@ Rajani

    Also ich hab jetzt nicht alles durchgelesen. Hab auch eine Insulinresistenz und PCOS. Und nehme Metformin.


    3x500mg täglich. Zu Anfang hab ich sie wohl zu schnell hochdosiert, bekam heftige Nierenschmerzen davon. Also lieber gaanz langsam hochdosieren.


    Kann dir auch passieren, besonders zu Anfang das es urplötzlich in deinem Bauch grummelt und dann geht der Dünnpfiff los. Aber heftig. Also, sei gewarnt. ]:D Hab mir damit schon sehr "lustige" Szenen eingebrockt. Wenn du sie dann länger nimmst wirds besser. Zumindest wars bei mir so. Auch die Blähungen haben nachgelassen.


    Ansonsten hatte ich keine Nebenwirkungen.


    Was noch wichtig wäre, solltest du mal eine Operation vor dir haben mußt du sie unbedingt absetzen. Steht auch im Beipackzettel. Am besten dann den Arzt nochmals drauf hinweisen, viele denken da gar nicht dran. Is mir zumindest schon mal passiert. ;-)
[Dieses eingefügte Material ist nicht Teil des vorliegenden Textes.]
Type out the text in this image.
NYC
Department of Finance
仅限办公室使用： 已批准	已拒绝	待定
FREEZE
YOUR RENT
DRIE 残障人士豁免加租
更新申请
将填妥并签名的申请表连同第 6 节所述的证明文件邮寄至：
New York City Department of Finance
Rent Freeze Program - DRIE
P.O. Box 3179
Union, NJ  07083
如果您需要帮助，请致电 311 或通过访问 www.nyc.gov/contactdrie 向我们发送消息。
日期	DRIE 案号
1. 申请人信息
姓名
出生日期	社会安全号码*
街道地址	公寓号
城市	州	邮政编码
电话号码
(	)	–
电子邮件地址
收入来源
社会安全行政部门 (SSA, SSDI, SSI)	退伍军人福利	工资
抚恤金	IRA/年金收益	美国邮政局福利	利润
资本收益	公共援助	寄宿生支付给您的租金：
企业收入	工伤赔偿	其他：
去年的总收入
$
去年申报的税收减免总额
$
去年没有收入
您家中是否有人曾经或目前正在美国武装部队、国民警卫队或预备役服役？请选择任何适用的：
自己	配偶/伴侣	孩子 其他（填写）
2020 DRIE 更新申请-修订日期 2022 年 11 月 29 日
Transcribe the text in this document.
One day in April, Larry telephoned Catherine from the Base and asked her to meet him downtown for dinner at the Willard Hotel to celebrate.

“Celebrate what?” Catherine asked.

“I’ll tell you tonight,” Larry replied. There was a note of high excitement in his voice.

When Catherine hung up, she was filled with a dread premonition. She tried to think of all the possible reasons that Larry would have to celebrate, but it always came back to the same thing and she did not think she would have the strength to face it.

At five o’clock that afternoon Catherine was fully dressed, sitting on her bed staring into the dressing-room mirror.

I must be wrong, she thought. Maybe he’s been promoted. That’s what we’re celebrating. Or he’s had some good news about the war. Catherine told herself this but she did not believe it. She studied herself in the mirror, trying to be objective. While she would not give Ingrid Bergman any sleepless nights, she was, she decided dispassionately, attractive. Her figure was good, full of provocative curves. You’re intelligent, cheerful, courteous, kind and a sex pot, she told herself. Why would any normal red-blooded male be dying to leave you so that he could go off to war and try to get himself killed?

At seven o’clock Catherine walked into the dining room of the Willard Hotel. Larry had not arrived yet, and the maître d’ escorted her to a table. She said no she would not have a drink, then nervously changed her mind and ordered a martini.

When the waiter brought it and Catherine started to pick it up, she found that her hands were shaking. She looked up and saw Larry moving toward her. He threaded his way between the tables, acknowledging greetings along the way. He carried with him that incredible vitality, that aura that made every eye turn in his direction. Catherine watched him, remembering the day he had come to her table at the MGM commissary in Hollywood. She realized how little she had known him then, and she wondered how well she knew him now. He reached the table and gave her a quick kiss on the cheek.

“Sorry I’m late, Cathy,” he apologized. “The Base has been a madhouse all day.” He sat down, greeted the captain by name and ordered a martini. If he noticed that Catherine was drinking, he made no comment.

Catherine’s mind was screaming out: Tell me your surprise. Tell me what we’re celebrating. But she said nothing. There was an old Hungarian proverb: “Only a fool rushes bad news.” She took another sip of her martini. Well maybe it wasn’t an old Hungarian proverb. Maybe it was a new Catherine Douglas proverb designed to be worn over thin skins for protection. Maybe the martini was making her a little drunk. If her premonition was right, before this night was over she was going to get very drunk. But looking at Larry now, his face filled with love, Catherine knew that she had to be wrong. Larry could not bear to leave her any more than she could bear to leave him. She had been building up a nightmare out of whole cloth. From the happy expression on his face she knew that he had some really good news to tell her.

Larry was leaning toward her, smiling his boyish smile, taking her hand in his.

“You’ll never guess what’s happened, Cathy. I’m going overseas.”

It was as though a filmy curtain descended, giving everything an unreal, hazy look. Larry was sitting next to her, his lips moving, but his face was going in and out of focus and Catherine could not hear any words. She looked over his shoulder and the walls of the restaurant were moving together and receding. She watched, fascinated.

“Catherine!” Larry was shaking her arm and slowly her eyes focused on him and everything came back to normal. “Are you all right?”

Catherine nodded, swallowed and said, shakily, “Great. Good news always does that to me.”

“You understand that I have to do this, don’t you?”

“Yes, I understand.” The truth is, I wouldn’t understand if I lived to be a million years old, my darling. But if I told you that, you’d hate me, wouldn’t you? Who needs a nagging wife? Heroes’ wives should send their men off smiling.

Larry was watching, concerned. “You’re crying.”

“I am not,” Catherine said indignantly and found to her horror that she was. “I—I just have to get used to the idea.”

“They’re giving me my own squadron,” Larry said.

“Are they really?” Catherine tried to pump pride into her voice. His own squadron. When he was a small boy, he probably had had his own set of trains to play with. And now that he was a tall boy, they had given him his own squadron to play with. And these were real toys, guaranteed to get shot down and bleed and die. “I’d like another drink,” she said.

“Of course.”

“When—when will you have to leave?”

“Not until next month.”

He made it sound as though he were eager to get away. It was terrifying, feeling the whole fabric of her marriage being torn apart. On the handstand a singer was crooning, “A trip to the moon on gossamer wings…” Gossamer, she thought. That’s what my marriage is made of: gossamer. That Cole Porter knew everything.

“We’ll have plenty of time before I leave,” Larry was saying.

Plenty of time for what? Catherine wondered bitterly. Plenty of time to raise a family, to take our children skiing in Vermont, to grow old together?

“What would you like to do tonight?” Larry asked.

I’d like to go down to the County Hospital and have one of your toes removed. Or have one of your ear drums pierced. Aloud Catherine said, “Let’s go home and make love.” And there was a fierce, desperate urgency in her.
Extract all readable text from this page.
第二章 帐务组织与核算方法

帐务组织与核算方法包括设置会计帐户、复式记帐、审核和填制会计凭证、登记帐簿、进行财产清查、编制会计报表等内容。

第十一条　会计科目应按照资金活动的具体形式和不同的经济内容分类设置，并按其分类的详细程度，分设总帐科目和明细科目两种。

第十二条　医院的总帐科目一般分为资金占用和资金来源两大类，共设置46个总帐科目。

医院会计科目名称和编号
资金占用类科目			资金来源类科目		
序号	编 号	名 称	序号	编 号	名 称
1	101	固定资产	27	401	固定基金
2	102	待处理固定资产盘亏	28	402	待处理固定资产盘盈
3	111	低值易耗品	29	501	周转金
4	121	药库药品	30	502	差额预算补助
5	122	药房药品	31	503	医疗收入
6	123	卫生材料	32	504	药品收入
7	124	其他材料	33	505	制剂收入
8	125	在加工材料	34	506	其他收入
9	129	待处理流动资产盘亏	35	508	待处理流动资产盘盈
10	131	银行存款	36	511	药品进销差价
    Ach ja, mein Hausarzt hat mich bei einem Diabetikerprogramm der Krankenkasse angemeldet. Bin bei der AOK. Ich glaub das heißt Curaplan. Aber nagel mich jetzt nicht fest drauf. Auf alle Fälle muß ich keine 10 Euro mehr pro Quartal bezahlen. Dafür muß ich alle 6 Monate zum Hausarzt zu einem kleine Check. ( BZ, Gewicht, Blutdruck und Blutabnehmen).


    Früher hatte ich die Metformin von Ratiopharm, da hab ich 5 € zugezahlt.


    Jetzt hab ich die metformin axcount ( AxiCorp Generika GmbH) da zahl ich gar nichts mehr dafür.


    Hoffe ich konnte dir noch etwas neues und nützliches erzählen.


    LG Helia *:)*:)

    Diabetes oder nicht Diabetes...


    ...sogar da kocht jeder Arzt sein eigenes Süppchen was die Zahlen angeht...

    @ Rajani

    Was die SYMPTOME angeht: ich bin Typ2 (meine Werte beim OGTT waren bei 280) und ich habe KEINERLEI Symptome ! Ich will jetzt nicht sagen dass du Diabetes hast...nur, dass man Diabetes haben kann oHNE Symptome zu haben !

    Zitat

    ein mensch mit insulinresistenz ist KEIN typ2 diabetiker.

    Doch !


    Ein Mensch mit Insulinresistenz muß kein "offizieller" Diabetiker sein (offiziell gilt man erst als Diabetiker wenn beim OGTT ein Wert von 200 nach 2 Std rauskam oder der Nüchternwert 2x über 125 war - wird sich wohl auch mal ändern) aber ein Typ2-Diabetiker hat eine Insulinresistenz !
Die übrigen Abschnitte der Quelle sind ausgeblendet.